The software-as-a-service (SaaS) application is built on a .NET framework that includes administrative tools to control permissions, update calendars, and allows teachers to share progress reports and upcoming tests and assignments with both parents and students.

It also looks a lot like the first corporate portal you ever saw back in 1998.

For $3,000, the public schools are paying out the nose for a one-size-fits-all application that not only doesn't look particularly modern, but doesn't build any real institutional knowledge and doesn't take advantage of modern collaborative technology. And while eChalk benefits from the economies of scale inherent in the SaaS model, the schools continue paying the same amount every year.

Three thousand dollars per year.

That's for just one school. Torrance Robinson, president of eChalk, wouldn't discuss pricing, but told me in an email that "eChalk has been working with the DOE [Department of Education] for 10+ years and is used by schools in all 32 districts and all five boroughs."

The software looks like it hasn't evolved in 10+ years either.

There are several open source alternatives to choose from that would be a lot less expensive in the long run, including Moodle, SchoolTool and Funny Monkey.

The reason the Board of Education decided to use a ready-made application from a proprietary vendor? I don't know, because the Board of Ed wouldn't return my call.

I did, however, ask a couple of people who create open-source software for schools.

Bill Fitzgerald, founding partner of Funny Monkey, which builds learning management systems using Drupal software, suggested that the people buying the software aren't the ones actually using it. "Sales talks to procurement people, and they're not connected to users or the developers who build the product."

What about the fact that open source applications require more customization and hands-on knowledge on the part of administrators?

Fitzgerald admitted that open source software "requires you devote more time at the outset." But on the other hand, he told me, "you are spending your money in-house, and the skills you acquire developing the tool stay within your school district."

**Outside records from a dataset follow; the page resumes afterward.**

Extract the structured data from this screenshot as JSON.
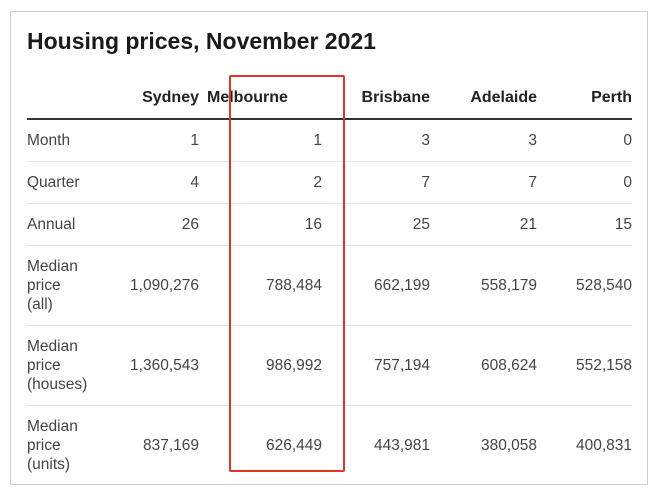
{
  "title": "Housing prices, November 2021",
  "columns": [
    "",
    "Sydney",
    "Melbourne",
    "Brisbane",
    "Adelaide",
    "Perth"
  ],
  "rows": [
    {
      "label": "Month",
      "values": [
        "1",
        "1",
        "3",
        "3",
        "0"
      ]
    },
    {
      "label": "Quarter",
      "values": [
        "4",
        "2",
        "7",
        "7",
        "0"
      ]
    },
    {
      "label": "Annual",
      "values": [
        "26",
        "16",
        "25",
        "21",
        "15"
      ]
    },
    {
      "label_lines": [
        "Median",
        "price",
        "(all)"
      ],
      "values": [
        "1,090,276",
        "788,484",
        "662,199",
        "558,179",
        "528,540"
      ]
    },
    {
      "label_lines": [
        "Median",
        "price",
        "(houses)"
      ],
      "values": [
        "1,360,543",
        "986,992",
        "757,194",
        "608,624",
        "552,158"
      ]
    },
    {
      "label_lines": [
        "Median",
        "price",
        "(units)"
      ],
      "values": [
        "837,169",
        "626,449",
        "443,981",
        "380,058",
        "400,831"
      ]
    }
  ],
  "highlight": {
    "column": "Melbourne",
    "color": "#e0342a"
  }
}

Tom Hoffman, the project manager for SchoolTool, said that schools haven't even started retooling internally for this purpose. "What has surprised and disappointed me is that the educational IT world in general seems incapable of saying, 'over the next five to ten years, we have to build up the internal capacity so that we can take advantage of open source and ultimately change the way we do things, hire people who can deploy and manage open source software and change the way we write RFPs.'"

Hoffman notes that educational institutions don't even have to do it abruptly. "The customers have to signal that they're going to change the rules of the game and then change the rules. But currently they have no capacity for making that sort of large change."

Hoffman also suggested that school and other government officials suffer from an inferiority complex compared to the private sector, and are therefore afraid to demand what they want from their vendors. "They don't have the adversarial attitude I would think they would. They don't want to force the industry to do anything -- they're happier following the industry," Hoffman said.

I'd also hazard a guess that it's easier for administrators to simply buy a product out of the box, and it's easier for them to believe the platitudes of commercial vendors, who can quote self-serving total-cost-of-ownership figures in their sleep, than to investigate the long-term advantage of open source alternatives.

The Board of Ed should revisit this approach. Spending $3,000 per year for a single school is an outrage, especially since it's not money well-spent. It would be better to spend the money on an application that schools can use to extend the classroom online (rather than simply using the Web site as a dissemination point), while involving school officials more closely with the application itself and eventually reducing the cost of maintaining it.